I have the utmost respect for coding researchers; every time I read their
papers I get new ideas. If you're a programmer interested in writing fast code
or coming up with new algorithms, I'd recommend occasionally slipping a coding
paper into your reading list.

------
Cogito
Some of the best known codes that approach the Shannon Limit are the Gallager,
or Low-density parity-check, Codes [1], invented by Robert G. Gallager at MIT
in 1960.

The article goes on to mention Gallager, but doesn't provide many references.
It's pretty interesting work so check it out!

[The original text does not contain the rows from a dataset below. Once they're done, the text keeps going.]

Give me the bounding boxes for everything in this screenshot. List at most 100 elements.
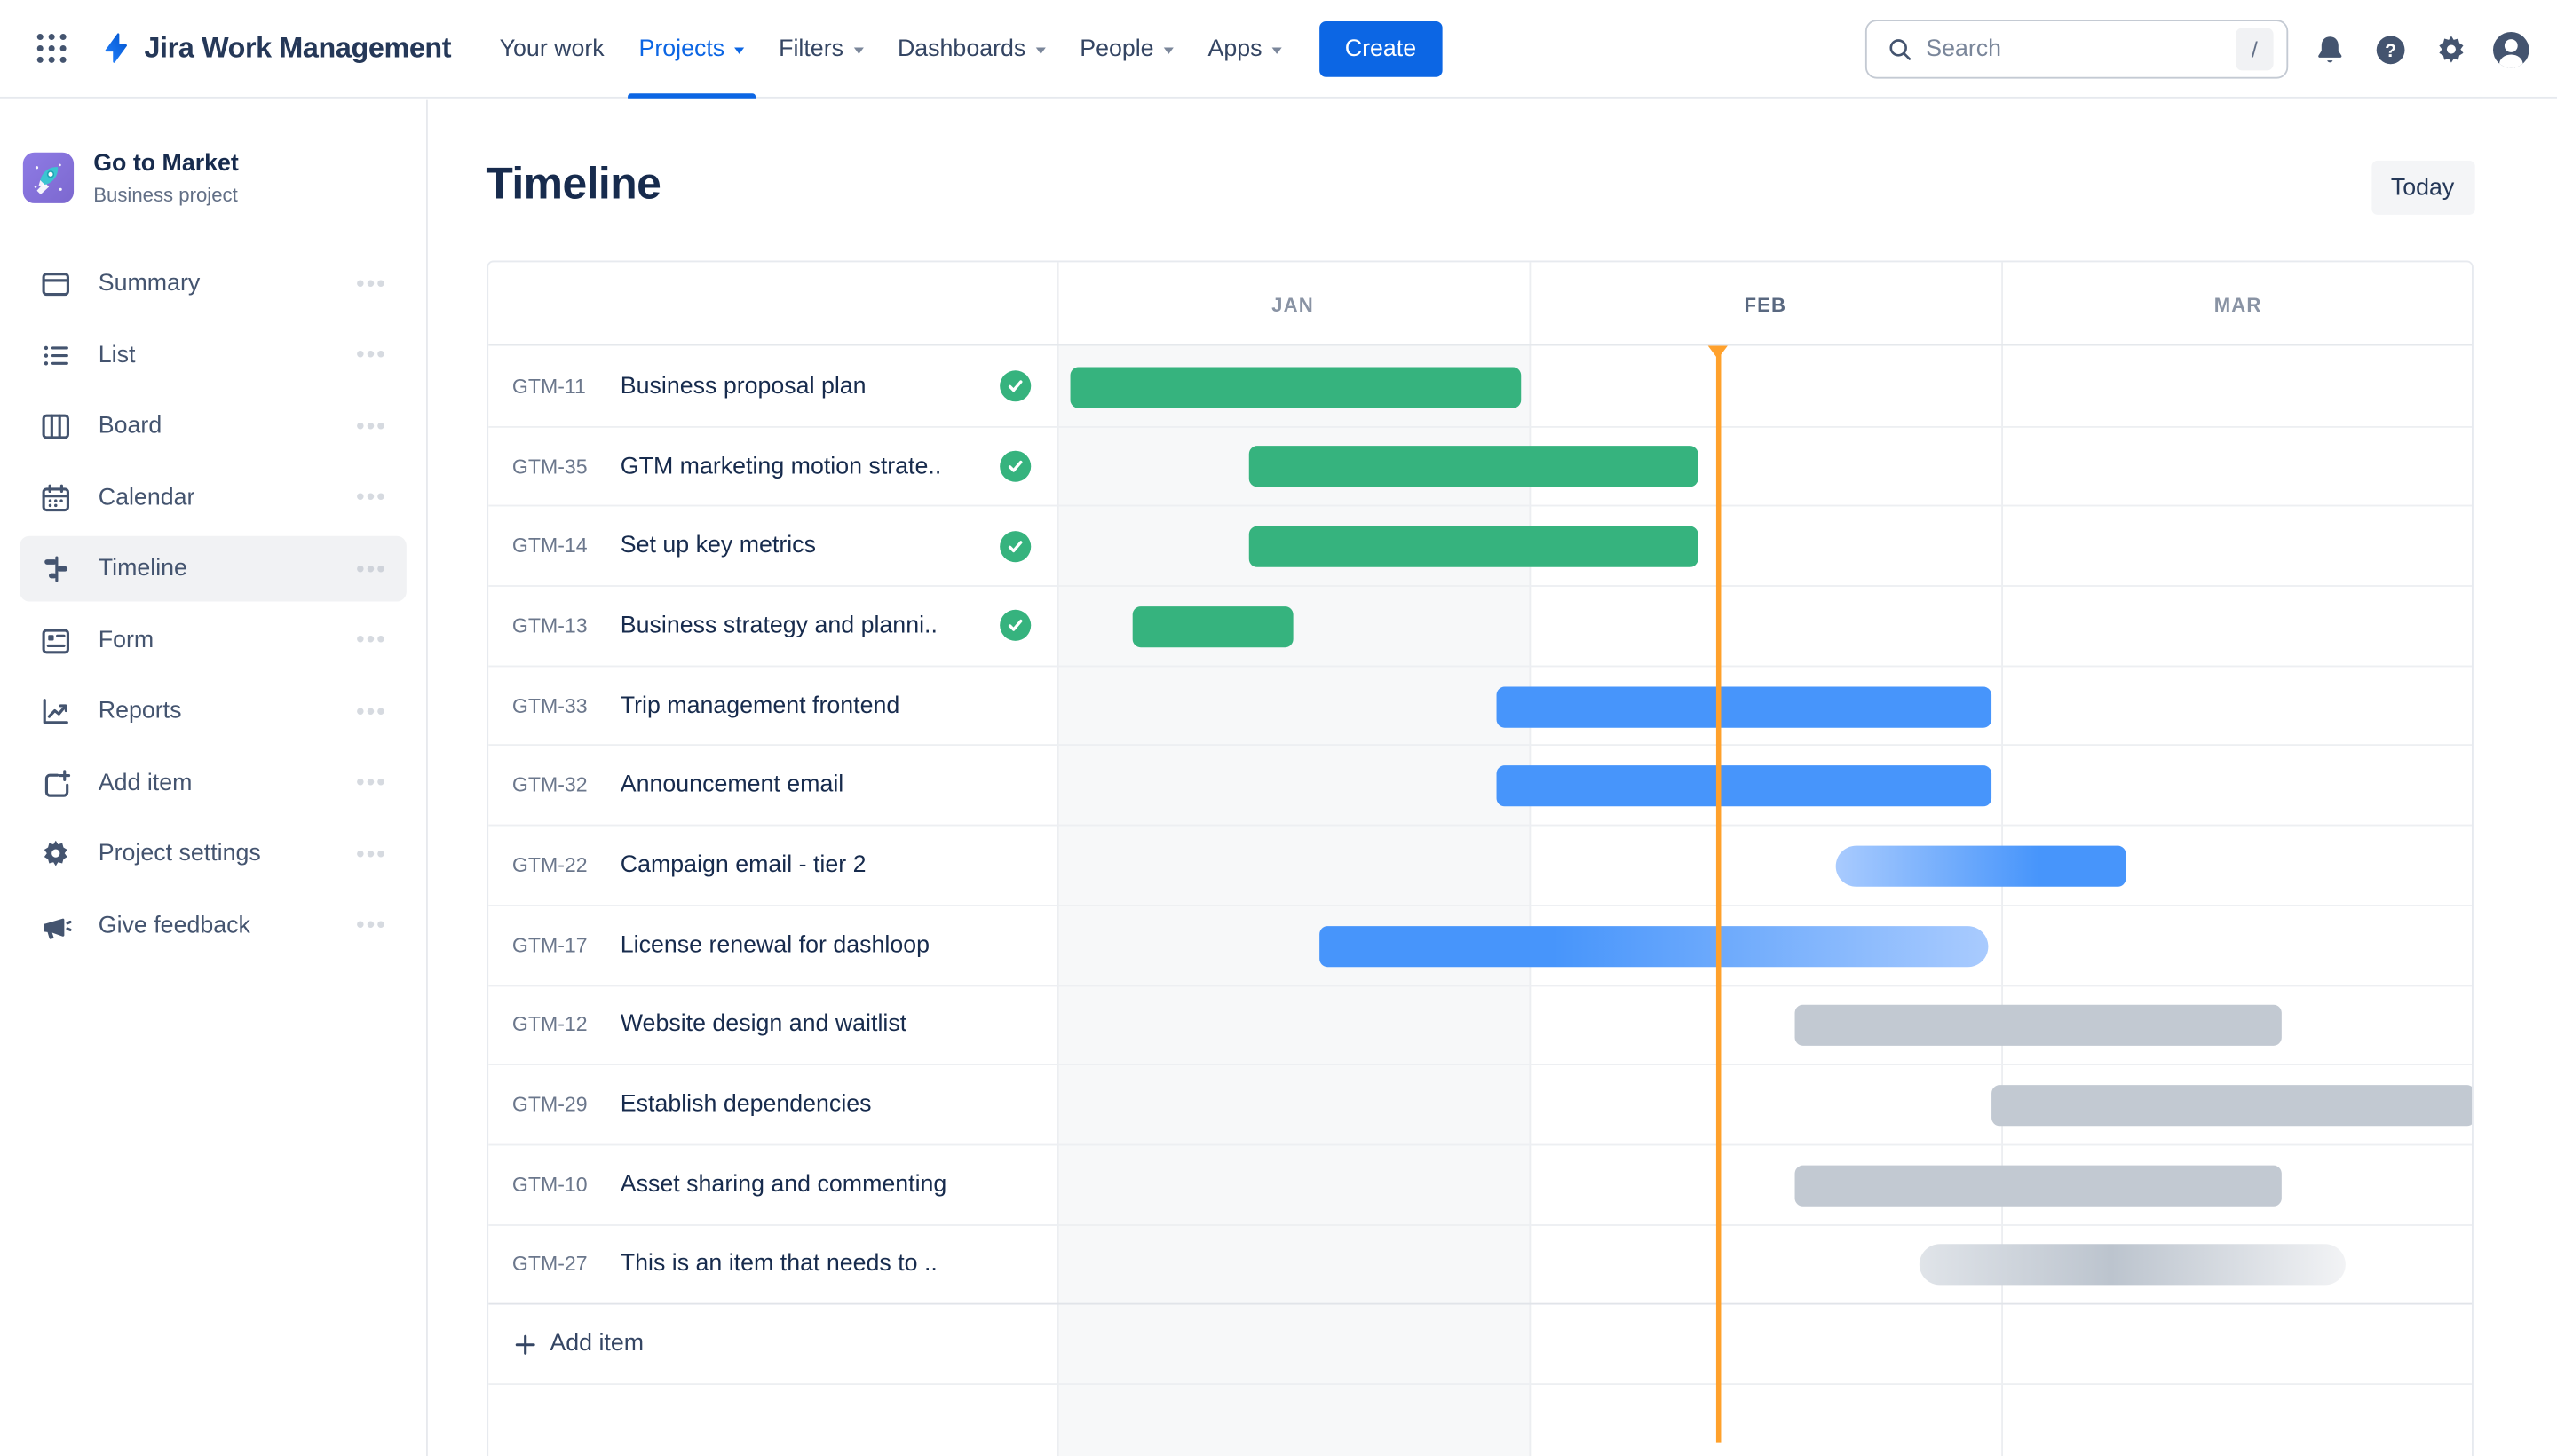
gantt-bar-gtm-10[interactable] [1793,1165,2281,1207]
timeline-row: GTM-17 License renewal for dashloop [487,906,2472,986]
settings-icon[interactable] [2431,29,2470,68]
create-button[interactable]: Create [1318,20,1443,76]
nav-item-filters[interactable]: Filters [762,0,881,98]
item-actions-icon[interactable]: ••• [356,555,387,583]
calendar-icon [39,481,72,514]
issue-cell[interactable]: GTM-14 Set up key metrics [487,507,1057,585]
today-button[interactable]: Today [2371,160,2474,215]
sidebar-item-add-item[interactable]: Add item ••• [20,750,407,816]
sidebar-item-reports[interactable]: Reports ••• [20,679,407,745]
gantt-bar-gtm-12[interactable] [1793,1005,2281,1047]
nav-item-projects[interactable]: Projects [621,0,762,98]
issue-cell[interactable]: GTM-32 Announcement email [487,747,1057,825]
profile-avatar[interactable] [2491,29,2530,68]
project-header[interactable]: Go to Market Business project [0,100,426,241]
help-icon[interactable]: ? [2371,29,2410,68]
add-item-label: Add item [550,1331,645,1357]
gantt-bar-gtm-11[interactable] [1069,367,1521,408]
timeline-row: GTM-11 Business proposal plan [487,347,2472,428]
issue-cell[interactable]: GTM-33 Trip management frontend [487,667,1057,745]
gantt-bar-gtm-14[interactable] [1247,526,1698,568]
item-actions-icon[interactable]: ••• [356,840,387,868]
summary-icon [39,267,72,300]
sidebar-item-summary[interactable]: Summary ••• [20,251,407,317]
issue-cell[interactable]: GTM-10 Asset sharing and commenting [487,1145,1057,1223]
nav-item-people[interactable]: People [1063,0,1191,98]
issue-cell[interactable]: GTM-35 GTM marketing motion strate.. [487,427,1057,505]
brand[interactable]: Jira Work Management [99,31,452,66]
issue-key: GTM-33 [511,694,588,717]
search-box[interactable]: / [1864,20,2289,79]
done-check-icon [999,450,1031,482]
issue-cell[interactable]: GTM-22 Campaign email - tier 2 [487,827,1057,905]
item-actions-icon[interactable]: ••• [356,484,387,512]
nav-item-dashboards[interactable]: Dashboards [881,0,1063,98]
search-input[interactable] [1926,36,2223,63]
issue-cell[interactable]: GTM-17 License renewal for dashloop [487,906,1057,985]
gantt-bar-gtm-29[interactable] [1991,1085,2472,1127]
primary-nav: Your work Projects Filters Dashboards People… [482,0,1299,98]
sidebar-item-form[interactable]: Form ••• [20,607,407,673]
issue-cell[interactable]: GTM-12 Website design and waitlist [487,985,1057,1064]
nav-item-your-work[interactable]: Your work [482,0,621,98]
item-actions-icon[interactable]: ••• [356,698,387,726]
search-icon [1887,36,1913,63]
sidebar-item-label: List [98,342,136,368]
board-icon [39,410,72,443]
settings-icon [39,838,72,871]
gantt-bar-gtm-35[interactable] [1247,447,1698,488]
timeline-row: GTM-12 Website design and waitlist [487,985,2472,1066]
issue-title: Establish dependencies [620,1091,872,1119]
issue-key: GTM-13 [511,614,588,637]
sidebar-item-give-feedback[interactable]: Give feedback ••• [20,893,407,959]
item-actions-icon[interactable]: ••• [356,911,387,940]
timeline-row: GTM-33 Trip management frontend [487,667,2472,747]
svg-text:?: ? [2384,39,2395,60]
gantt-bar-gtm-22[interactable] [1834,845,2126,887]
timeline-row: GTM-13 Business strategy and planni.. [487,587,2472,667]
issue-cell[interactable]: GTM-27 This is an item that needs to .. [487,1225,1057,1303]
sidebar-item-label: Timeline [98,556,187,582]
gantt-bar-gtm-17[interactable] [1318,925,1988,967]
item-actions-icon[interactable]: ••• [356,270,387,298]
gantt-bar-gtm-32[interactable] [1495,765,1991,807]
issue-key: GTM-27 [511,1253,588,1277]
sidebar-item-list[interactable]: List ••• [20,322,407,388]
item-actions-icon[interactable]: ••• [356,341,387,369]
add-item-button[interactable]: Add item [514,1305,644,1383]
gantt-bar-gtm-13[interactable] [1131,605,1293,647]
item-actions-icon[interactable]: ••• [356,626,387,655]
navbar-right: / ? [1864,0,2531,99]
notifications-icon[interactable] [2309,29,2348,68]
sidebar-item-label: Summary [98,271,201,297]
item-actions-icon[interactable]: ••• [356,769,387,797]
issue-title: Trip management frontend [620,692,900,719]
sidebar-item-calendar[interactable]: Calendar ••• [20,465,407,531]
gantt-board: JAN FEB MAR GTM-11 Business proposal plan GT… [486,260,2473,1456]
timeline-icon [39,553,72,586]
nav-item-label: Your work [499,35,605,62]
nav-item-apps[interactable]: Apps [1191,0,1299,98]
timeline-row: GTM-10 Asset sharing and commenting [487,1145,2472,1226]
timeline-row: GTM-32 Announcement email [487,747,2472,827]
issue-cell[interactable]: GTM-29 Establish dependencies [487,1065,1057,1143]
issue-cell[interactable]: GTM-11 Business proposal plan [487,347,1057,425]
sidebar-item-label: Add item [98,770,193,796]
sidebar-item-label: Board [98,413,162,440]
sidebar-item-project-settings[interactable]: Project settings ••• [20,821,407,887]
sidebar-item-board[interactable]: Board ••• [20,394,407,460]
app-title: Jira Work Management [144,31,452,64]
sidebar-item-timeline[interactable]: Timeline ••• [20,536,407,602]
app-switcher-icon[interactable] [33,30,69,67]
month-label-mar: MAR [2213,292,2262,316]
done-check-icon [999,530,1031,562]
active-tab-underline [628,92,756,98]
reports-icon [39,695,72,728]
gantt-bar-gtm-27[interactable] [1918,1244,2345,1286]
gantt-bar-gtm-33[interactable] [1495,685,1991,727]
megaphone-icon [39,909,72,942]
issue-cell[interactable]: GTM-13 Business strategy and planni.. [487,587,1057,665]
item-actions-icon[interactable]: ••• [356,412,387,441]
column-gridline [1056,262,1058,1456]
chevron-down-icon [1035,46,1046,53]
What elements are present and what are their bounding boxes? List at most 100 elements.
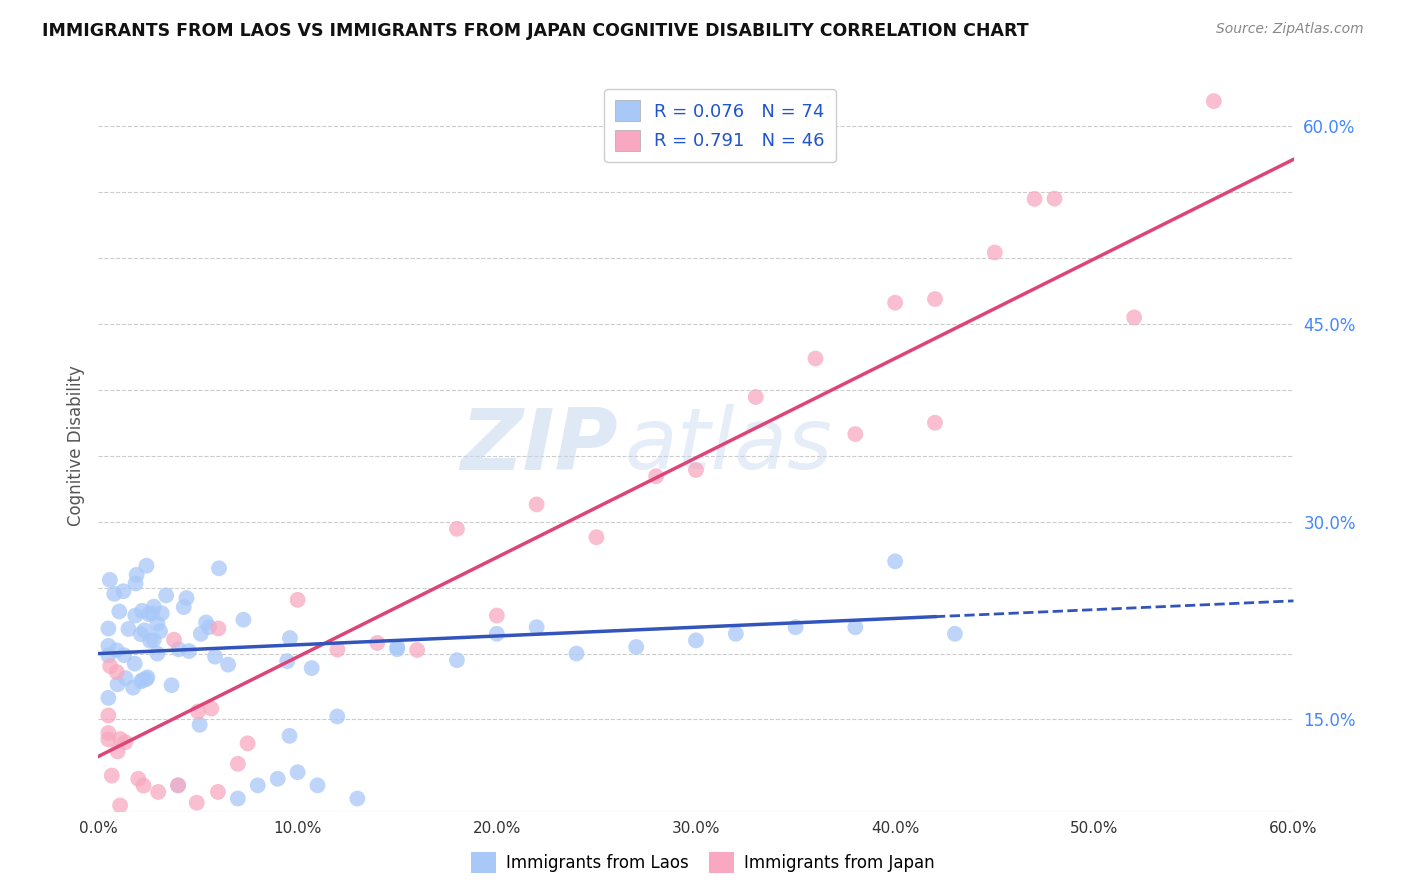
Point <box>187 705 209 719</box>
Text: Source: ZipAtlas.com: Source: ZipAtlas.com <box>1216 22 1364 37</box>
Y-axis label: Cognitive Disability: Cognitive Disability <box>66 366 84 526</box>
Point <box>485 627 508 641</box>
Point <box>326 642 349 657</box>
Point <box>107 677 129 691</box>
Point <box>276 654 298 668</box>
Point <box>97 648 120 663</box>
Point <box>163 632 186 647</box>
Point <box>685 463 707 477</box>
Point <box>107 744 129 758</box>
Point <box>1024 192 1046 206</box>
Point <box>134 624 156 638</box>
Point <box>195 615 218 630</box>
Point <box>804 351 827 366</box>
Point <box>131 604 153 618</box>
Point <box>724 627 747 641</box>
Point <box>98 659 121 673</box>
Point <box>346 791 368 805</box>
Point <box>585 530 607 544</box>
Point <box>236 736 259 750</box>
Point <box>124 657 146 671</box>
Point <box>188 718 211 732</box>
Legend: Immigrants from Laos, Immigrants from Japan: Immigrants from Laos, Immigrants from Ja… <box>464 846 942 880</box>
Text: atlas: atlas <box>624 404 832 488</box>
Point <box>626 640 648 654</box>
Point <box>278 729 301 743</box>
Point <box>167 778 190 792</box>
Point <box>132 779 155 793</box>
Point <box>160 678 183 692</box>
Point <box>565 647 588 661</box>
Point <box>112 648 135 663</box>
Point <box>124 608 146 623</box>
Point <box>1043 192 1066 206</box>
Point <box>148 785 170 799</box>
Point <box>207 622 229 636</box>
Point <box>208 561 231 575</box>
Point <box>645 469 668 483</box>
Point <box>226 791 249 805</box>
Point <box>105 665 128 679</box>
Point <box>267 772 290 786</box>
Point <box>142 633 165 648</box>
Text: ZIP: ZIP <box>461 404 619 488</box>
Point <box>114 735 136 749</box>
Point <box>326 709 349 723</box>
Point <box>745 390 768 404</box>
Point <box>108 605 131 619</box>
Point <box>138 607 160 621</box>
Point <box>385 640 409 654</box>
Point <box>190 627 212 641</box>
Point <box>97 622 120 636</box>
Point <box>226 756 249 771</box>
Point <box>167 778 190 792</box>
Point <box>155 588 177 602</box>
Point <box>307 778 329 792</box>
Point <box>136 670 159 684</box>
Point <box>385 642 409 657</box>
Point <box>200 701 222 715</box>
Point <box>685 633 707 648</box>
Point <box>135 672 157 686</box>
Point <box>526 498 548 512</box>
Text: IMMIGRANTS FROM LAOS VS IMMIGRANTS FROM JAPAN COGNITIVE DISABILITY CORRELATION C: IMMIGRANTS FROM LAOS VS IMMIGRANTS FROM … <box>42 22 1029 40</box>
Point <box>924 292 946 306</box>
Point <box>141 606 163 620</box>
Point <box>146 647 169 661</box>
Point <box>177 644 200 658</box>
Point <box>127 772 149 786</box>
Point <box>204 649 226 664</box>
Point <box>287 592 309 607</box>
Point <box>366 636 388 650</box>
Point <box>135 558 157 573</box>
Point <box>884 554 907 568</box>
Point <box>287 765 309 780</box>
Point <box>146 616 169 631</box>
Point <box>132 673 155 687</box>
Point <box>167 642 190 657</box>
Point <box>101 822 124 836</box>
Point <box>125 567 148 582</box>
Point <box>446 522 468 536</box>
Point <box>104 838 127 853</box>
Point <box>446 653 468 667</box>
Point <box>103 587 125 601</box>
Point <box>984 245 1007 260</box>
Point <box>246 778 269 792</box>
Point <box>97 639 120 653</box>
Point <box>232 613 254 627</box>
Point <box>97 833 120 847</box>
Point <box>98 573 121 587</box>
Point <box>149 624 172 639</box>
Point <box>884 295 907 310</box>
Point <box>142 599 165 614</box>
Point <box>97 708 120 723</box>
Point <box>173 600 195 615</box>
Point <box>176 591 198 605</box>
Point <box>98 821 121 835</box>
Point <box>924 416 946 430</box>
Point <box>139 633 162 648</box>
Point <box>108 798 131 813</box>
Point <box>150 607 173 621</box>
Point <box>217 657 239 672</box>
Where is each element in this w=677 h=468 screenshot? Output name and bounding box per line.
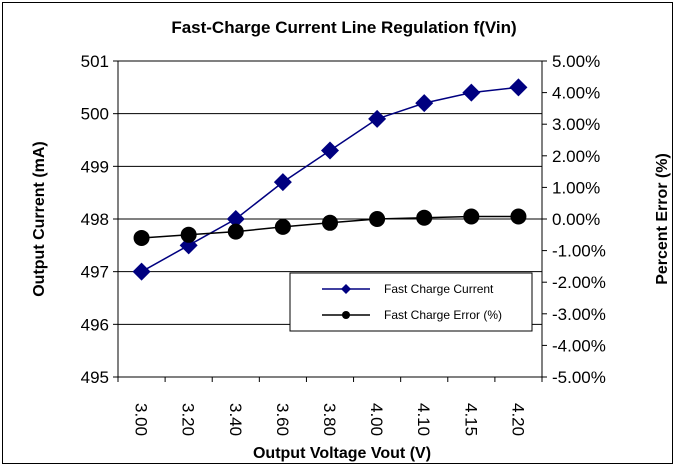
data-point-diamond [226,210,245,228]
y-tick-label: 500 [81,105,109,124]
y-axis-label: Output Current (mA) [31,141,48,297]
data-point-circle [133,229,150,246]
legend-label-current: Fast Charge Current [384,282,494,296]
y2-tick-label: 3.00% [552,115,600,134]
y2-tick-label: -3.00% [552,305,606,324]
legend-marker-circle [342,311,350,319]
y-tick-label: 499 [81,157,109,176]
chart-title: Fast-Charge Current Line Regulation f(Vi… [171,18,516,37]
y2-tick-label: 1.00% [552,178,600,197]
data-point-circle [227,223,244,240]
x-tick-label: 3.00 [132,403,151,436]
y2-tick-label: -2.00% [552,273,606,292]
data-point-diamond [132,262,151,281]
series-layer [132,78,528,281]
x-tick-label: 4.20 [508,403,527,436]
y2-tick-label: -5.00% [552,368,606,387]
y-tick-label: 496 [81,315,109,334]
x-tick-label: 3.60 [273,403,292,436]
y2-tick-label: 0.00% [552,210,600,229]
data-point-circle [180,226,197,243]
y2-tick-label: -1.00% [552,242,606,261]
data-point-diamond [462,83,481,102]
data-point-diamond [509,78,528,97]
legend-box [289,272,533,332]
y-axis-ticks: 495 496 497 498 499 500 501 [81,52,118,387]
x-tick-label: 4.10 [414,403,433,436]
data-point-circle [322,214,338,231]
y2-tick-label: 4.00% [552,84,600,103]
y2-tick-label: -4.00% [552,336,606,355]
data-point-circle [510,208,527,225]
series-line-0 [141,86,519,273]
y-tick-label: 497 [81,263,109,282]
y2-tick-label: 2.00% [552,147,600,166]
chart-frame [2,2,673,464]
data-point-diamond [321,141,339,160]
data-point-diamond [368,109,387,128]
y2-tick-label: 5.00% [552,52,600,71]
data-point-circle [274,218,291,235]
x-tick-label: 4.15 [461,403,480,436]
x-tick-label: 3.80 [320,403,339,436]
data-point-circle [463,208,480,225]
data-point-diamond [273,173,292,192]
data-point-circle [369,211,386,227]
x-tick-label: 3.40 [226,403,245,436]
y2-axis-ticks: -5.00% -4.00% -3.00% -2.00% -1.00% 0.00% 1.00%… [542,52,606,387]
y2-axis-label: Percent Error (%) [654,153,671,285]
x-tick-label: 3.20 [179,403,198,436]
x-axis-label: Output Voltage Vout (V) [253,445,431,462]
x-axis-ticks: 3.00 3.20 3.40 3.60 3.80 4.00 4.10 4.15 4.20 [117,377,543,436]
y-tick-label: 495 [81,368,109,387]
y-tick-label: 498 [81,210,109,229]
y-tick-label: 501 [81,52,109,71]
data-point-circle [416,209,433,226]
x-tick-label: 4.00 [367,403,386,436]
data-point-diamond [415,94,434,113]
legend-label-error: Fast Charge Error (%) [384,308,502,322]
legend: Fast Charge Current Fast Charge Error (%… [289,272,533,332]
legend-marker-diamond [341,284,351,294]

[1] <https://en.wikipedia.org/wiki/Low_Density_Parity_Check_Codes>

[2] <https://en.wikipedia.org/wiki/Robert_G._Gallager>

------
imurray
It's been linked to many times on HN, but not yet in these comments: An
accessible textbook (free online) on information theory, and its links to
machine learning: <http://www.inference.phy.cam.ac.uk/mackay/itila/book.html>

Recently video lectures that go with that book also went online:
<http://www.inference.phy.cam.ac.uk/itprnn_lectures/>

------
daviddaviddavid
The resemblance between Claude Shannon and Thomas Vidick (off to the left) is
positively uncanny. They're nearly indistinguishable.